Thu | Dec 14, 2017

Lewis sees promise in mutual funds, advisory services in competitive investment field

Published:Friday | September 1, 2017 | 12:00 AMAvia Collinder
Allan Lewis, managing director of JN Fund Managers Limited.

Allan Lewis, who stepped into the role of managing director of JN Fund Managers Limited, JNFM, in January, is eyeing the mutual fund and investment banking portfolios for growth over the next three years.

JN Mutual Funds, which is managed by JNFM, has accumulated approximately $1.5 billion in just over eight months of its debut in December 2016. JNFM also brokered its first listing on the stock market months into obtaining its stockbrokerage licence from the Jamaica Stock Exchange.

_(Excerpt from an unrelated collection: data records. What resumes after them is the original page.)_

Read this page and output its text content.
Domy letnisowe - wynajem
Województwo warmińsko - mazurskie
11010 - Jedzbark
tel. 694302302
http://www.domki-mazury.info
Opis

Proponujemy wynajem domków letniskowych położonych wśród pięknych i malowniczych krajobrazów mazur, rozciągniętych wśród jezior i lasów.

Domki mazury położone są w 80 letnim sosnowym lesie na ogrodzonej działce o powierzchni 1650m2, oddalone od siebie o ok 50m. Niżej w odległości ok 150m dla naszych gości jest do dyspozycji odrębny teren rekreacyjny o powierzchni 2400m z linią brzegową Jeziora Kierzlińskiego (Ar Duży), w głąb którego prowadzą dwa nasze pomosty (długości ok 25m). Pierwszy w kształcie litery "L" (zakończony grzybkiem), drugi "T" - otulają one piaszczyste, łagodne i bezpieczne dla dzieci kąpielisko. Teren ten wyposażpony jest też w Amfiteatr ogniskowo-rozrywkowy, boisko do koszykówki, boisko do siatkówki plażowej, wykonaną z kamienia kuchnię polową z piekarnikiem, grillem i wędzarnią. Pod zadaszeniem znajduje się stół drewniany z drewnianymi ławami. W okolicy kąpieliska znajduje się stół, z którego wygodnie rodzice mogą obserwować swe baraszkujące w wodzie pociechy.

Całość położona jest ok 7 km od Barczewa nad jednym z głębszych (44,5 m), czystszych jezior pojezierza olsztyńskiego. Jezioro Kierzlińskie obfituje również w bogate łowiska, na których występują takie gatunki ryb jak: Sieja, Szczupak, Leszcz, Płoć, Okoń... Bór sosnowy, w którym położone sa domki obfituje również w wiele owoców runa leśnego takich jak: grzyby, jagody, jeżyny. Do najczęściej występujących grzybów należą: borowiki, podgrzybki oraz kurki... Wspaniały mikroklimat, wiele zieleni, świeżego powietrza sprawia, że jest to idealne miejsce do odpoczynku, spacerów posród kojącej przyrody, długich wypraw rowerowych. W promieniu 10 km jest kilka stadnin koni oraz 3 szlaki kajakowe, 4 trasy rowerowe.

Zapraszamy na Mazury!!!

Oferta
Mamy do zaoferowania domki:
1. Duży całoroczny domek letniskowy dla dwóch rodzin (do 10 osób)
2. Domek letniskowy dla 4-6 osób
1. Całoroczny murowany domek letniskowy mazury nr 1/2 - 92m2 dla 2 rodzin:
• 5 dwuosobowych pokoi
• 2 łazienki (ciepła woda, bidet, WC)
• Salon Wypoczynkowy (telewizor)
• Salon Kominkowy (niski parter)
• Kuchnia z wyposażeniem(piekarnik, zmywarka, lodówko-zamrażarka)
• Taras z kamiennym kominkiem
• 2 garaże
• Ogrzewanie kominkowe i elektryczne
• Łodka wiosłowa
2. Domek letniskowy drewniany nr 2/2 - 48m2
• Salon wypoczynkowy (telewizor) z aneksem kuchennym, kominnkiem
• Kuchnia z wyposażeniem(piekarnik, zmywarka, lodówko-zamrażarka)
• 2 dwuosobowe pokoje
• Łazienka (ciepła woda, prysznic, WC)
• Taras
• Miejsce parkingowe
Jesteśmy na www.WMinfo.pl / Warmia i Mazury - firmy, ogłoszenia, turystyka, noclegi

Lewis says the arrangement of the Stationary & Office Supplies initial public offering has piqued the interest of other corporate clients seeking financing solutions, but said none of the deals lined up were candidates for the junior market.

Like other financial houses, JNFM is diversifying away from retail repos to more fee-based services, but collateral pledged for resale agreements inched up marginally this year to $24.8 billion, compared to $24.2 billion in 2016. Lewis said, however, that pensions and other assets under management, as well as investment banking are now growing faster than repos.

The stationery company arrangement was the most tangible sign of its efforts to date in the investment banking space.

The offer stood out in the market for its more generous allocation of shares for public subscription. Whereas the general public often gets less than 10 per cent of a float, the SOS offer allotted them nearly 64 per cent, or 31.87 million of 50 million shares, shared among 934 investors, according to market disclosures. JNFM clients got one-fifth of the allotment or 10 million shares, shared among 240 clients.

Lewis said it was largely the directors of SOS who decided on the allotment of shares. He adds that the largest allotment to any one JNFM client was 76,650 shares, and that the distribution of SOS shares was done on an equitable basis that, in the long run, was likely to attract not detract from new business.

"We wanted to achieve the most broad-based allocation," Lewis commented, while noting that 75 per cent of applicants received their full subscription.

Overall, shares were allotted to 1,216 investors, inclusive of SOS staff. Lewis said JNFM picked up 200 new clients as a result of the offer.

JNFM is a member of the Jamaica National Group, to which it contributed over $400 million of profit at year ending March 2017. Lewis manages a company worth more than $28 billion by assets, and which otherwise also oversees more than $50 billion of funds on behalf of clients.

The company for each of the past two years, has earned just shy of $1.6 billion in interest income, while fees make up a fraction of its income - albeit a growing one - at $50 million at year end 2016 and $60 million in 2017.

Profit spiked from $262 million to $408 million, largely due to liquidation of some investments.

Lewis said that while JNFM was being affected by competition, he still sees prospect for growth, due to the unique characteristics of the JN Group and its "very low fee" structures, which extend to the investment banking services offered by the investment arm.

From that comes a 3-P strategy.

"Our focus is to be proud, principled and productive by understanding and being responsive to the need [of clients]," he said.

The mutual funds operation launched with five funds, four denominated in Jamaican dollars and one in US dollars. Lewis said the company was preparing to roll out new products, but would not comment on specifics pending approval from the Financial Services Commission.

JNFM manages JN Mutual Funds on behalf of JN Group.